About the Artist
Richard Serra
Richard Serra (b. 1938 - ) is an American minimalist sculptor and video artist known for working with large-scale assemblies of sheet metal. Serra was involved in the Process Art Movement. He lives and works in Tribeca, New York, and on Cape Breton Island in Nova Scotia.
Born in San Francisco, his father Tony was a Spanish native of Mallorca who worked as a candy factory foreman, his mother Gladys Feinberg a Los Angeles-born Russian Jewish immigrant from Odessa. He went on to study English literature at the University of California, Berkeley in 1957 before transferring to the University of California, Santa Barbara, graduating with a B.A. in 1961. He helped support himself by working in steel mills, which was to have a strong influence on his later work. Serra discussed his early life and influences in an interview in 1993. He described the San Francisco shipyard where his father worked as a pipe-fitter as another important influence to his work, saying of his early memory: “All the raw material that I needed is contained in the reserve of this memory which has become a reoccurring dream.”
Serra studied painting in the MFA program at the Yale University School of Art and Architecture between 1961 and 1964. Fellow Yale Art and Architecture alumni of the 1960s include the painters, photographers, and sculptors Brice Marden, Chuck Close, Nancy Graves, Gary Hudson and Robert Mangold. He claims to have taken most of his inspiration from the artists who taught there, most notably Philip Guston and the experimental composer Morton Feldman, as well as designer Josef Albers. With Albers, he worked on his book Interaction of Color (1963). He continued his training abroad, spending a year each in Florence and Paris. In 1964, he was awarded a Fulbright Scholarship for Rome, where he lived and worked with his first wife, sculptor Nancy Graves. Since then, he has lived in New York, where he first used rubber in 1966 and began applying his characteristic work material lead in 1968. In New York, his circle of friends included Carl Andre, Walter De Maria, Eva Hesse, Sol LeWitt, and Robert Smithson. At one point, to fund his art, Serra started a furniture-removals business, Low-Rate Movers, and employed Chuck Close, Philip Glass, Spalding Gray, and others.
In 1966, Serra made his first sculptures out of nontraditional materials such as fiberglass and rubber.
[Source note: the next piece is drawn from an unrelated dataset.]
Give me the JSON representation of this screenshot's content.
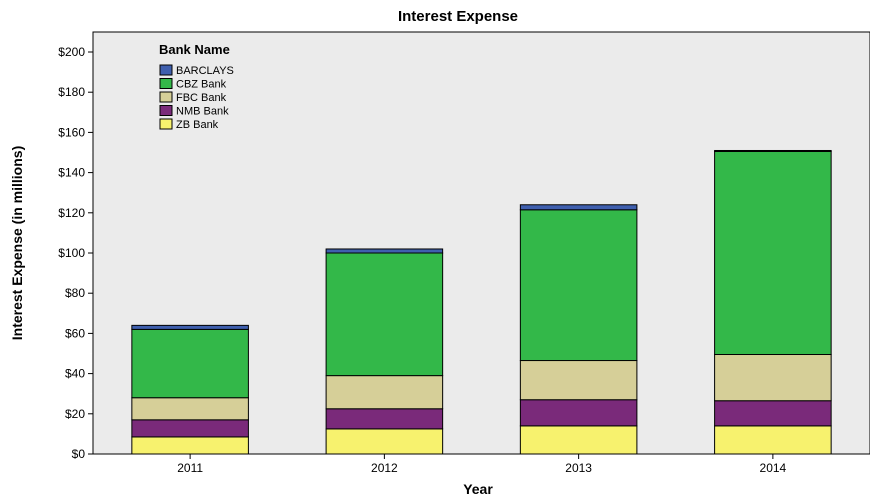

Serra's earliest work was abstract and process-based made from molten lead hurled in large splashes against the wall of a studio or exhibition space. In 1967 and 1968 he compiled a list of infinitives that served as catalysts for subsequent work: “to hurl” suggested the hurling of molten lead into crevices between wall and floor; “to roll” led to the rolling of the material into dense, metal logs. He began in 1969 to be primarily concerned with the cutting, propping or stacking of lead sheets, rough timber, etc., to create structures, some very large, supported only by their own weight. His “Prop” pieces from the late 1960s are arranged so that weight and gravity balance lead rolls and sheets. Many of these pieces are self-supporting and emphasize the weight and nature of the materials. Rolls of lead are designed to sag over time. Around 1970, Serra shifted his activities outdoors and became a pioneer of large-scale site-specific sculpture. Serra often constructs site-specific installations, frequently on a scale that dwarfs the observer. His site-specific works challenge viewers’ perception of their bodies in relation to interior spaces and landscapes, and his work often encourages movement in and around his sculptures.